Wait, what did we just do? We set a new color pallet for our chart, using the built-in "husl" palette built in the Seaborn. There are plenty of other ways to control your color palette, which is poorly explained in their documentation here.

Naming Our Chart

plt.set_title('NYC Weather Over Time')

Set plot title

We've now titled our chart NYC Weather Over Time. The two lines of code above combined result in this output:

We've now set the style of our chart, set the size dimensions, and given it a name. We're just about ready for business.

Plotting Line Charts

Now for the good stuff: creating charts! In Seaborn, a plot is created by using the sns.plottype() syntax, where plottype() is to be substituted with the type of chart we want to see. We're plotting a line chart, so we'll use sns.lineplot():

nyc_chart = sns.lineplot(
    x="day",
    y="temp",
    hue='year',
    data=nyc_df
).set_title('NYC Weather Over Time')
plt.show()

Create Seaborn chart

Take note of our passed arguments here:

data is the Pandas DataFrame containing our chart's data.
x and y are the columns in our DataFrame which should be assigned to the x and y axises, respectively.
hue is the label by which to group values of the Y axis.

Of course, lineplot() accepts many more arguments we haven't touched on. For example:

ax accepts a Matplotlib 'plot' object, like the one we created containing our chart metadata. We didn't have to pass this because Seaborn automatically inherits what we save to our plt variable by default.
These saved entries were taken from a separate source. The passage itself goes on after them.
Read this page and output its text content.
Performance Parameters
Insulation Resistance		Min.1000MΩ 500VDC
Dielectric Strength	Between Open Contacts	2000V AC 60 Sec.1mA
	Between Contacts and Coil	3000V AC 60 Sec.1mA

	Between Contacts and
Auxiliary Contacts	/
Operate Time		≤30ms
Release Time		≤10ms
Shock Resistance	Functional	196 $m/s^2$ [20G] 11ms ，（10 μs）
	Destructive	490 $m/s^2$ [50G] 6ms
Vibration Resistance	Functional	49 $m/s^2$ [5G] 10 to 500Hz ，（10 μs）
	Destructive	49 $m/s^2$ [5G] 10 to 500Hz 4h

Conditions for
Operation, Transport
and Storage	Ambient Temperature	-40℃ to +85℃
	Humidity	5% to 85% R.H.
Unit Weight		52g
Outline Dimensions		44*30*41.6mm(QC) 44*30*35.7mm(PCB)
If we had multiple plots, this would be useful.
size allows us to change line width based on a variable.
legend provides three different options for how to display the legend.

Full documentation of all arguments accepted by lineplot() can be found here. Enough chatter, let's see what our chart looks like!

You must be Poseidon 'cuz you're looking like king of the sea right now.

Achievement Unlocked

I commend your patience for sitting through yet another wordy about cleaning data. Unfortunately, 3 years isn't long enough of a time period to visually demonstrate that climate change exists: the world's temperature is projected to rise an average 2-3 degrees Celsius over the span of roughly a couple hundred years, so our chart isn't actually very useful.

Seaborn has plenty more chart types than just simple line plots. Hopefully you're feeling comfortable enough to start poking around the documentation and spread those wings a bit.